Make sure your gift tree has proper drainage
Now that you have the right size container, you’ll want to make sure it has proper drainage. Without a place for the water to go, it’ll sit at the bottom of the pot, which can also lead to root rot. When there is too much water, it cuts off the oxygen to the roots. This lack of oxygen causes them to die and decay, which can spread to the rest of the roots. Good drainage and not overwatering your plant will keep root rot from developing.
Plant your tree
Next, put some soil in the bottom of the container so that when you put the tree in there the lip of the container lines up with the top of the root ball. You don’t want to drown your plant in soil. Instead, fill the area around the plant up with soil and then stop at the top of the root ball. Covering the root ball with too much soil can lead to problems like settling, which is the collapse of the soil surrounding the root. It will also help with better drainage, and maximize soil oxygen, which will lower the risk of transplant shock.
Water & sunlight
Once your container is filled and your plant looks happy go ahead and give it a nice good watering! The wonderful thing about container gardening is that you can grow plants that might not normally survive the winters in your gardening zone. Our lemon trees for example can only survive in temperatures about 28 degrees F and above and they definitely don’t like the snow.

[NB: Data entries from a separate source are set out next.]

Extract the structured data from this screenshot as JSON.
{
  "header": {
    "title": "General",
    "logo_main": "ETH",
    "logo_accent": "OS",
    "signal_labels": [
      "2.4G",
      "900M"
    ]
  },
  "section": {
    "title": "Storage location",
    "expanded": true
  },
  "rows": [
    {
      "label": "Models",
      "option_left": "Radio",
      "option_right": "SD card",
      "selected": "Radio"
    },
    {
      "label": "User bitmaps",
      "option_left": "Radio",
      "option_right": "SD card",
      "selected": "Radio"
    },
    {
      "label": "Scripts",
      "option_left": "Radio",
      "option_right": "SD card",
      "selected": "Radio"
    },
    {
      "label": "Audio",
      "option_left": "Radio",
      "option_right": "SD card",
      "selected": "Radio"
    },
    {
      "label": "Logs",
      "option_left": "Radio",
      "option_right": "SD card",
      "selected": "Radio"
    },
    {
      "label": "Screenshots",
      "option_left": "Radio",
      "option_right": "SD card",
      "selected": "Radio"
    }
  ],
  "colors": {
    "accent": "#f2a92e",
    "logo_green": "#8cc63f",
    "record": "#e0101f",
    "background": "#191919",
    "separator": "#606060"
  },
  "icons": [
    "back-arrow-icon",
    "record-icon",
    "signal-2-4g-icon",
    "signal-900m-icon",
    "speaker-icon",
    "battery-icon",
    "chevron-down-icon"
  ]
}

But if you live somewhere where your lemon tree can grow in full sun during the spring, summer, and early fall, it’ll do just fine when it’s indoors for the winter. You will need to adjust the size of your container as it grows and make sure you have a plant saucer under your pot to catch that extra water. Besides that, add some fertilizer twice a year (usually fall and spring is best), water your plant when it gets dry, make sure it gets ample sunlight, and your gift tree will be ready to thrive.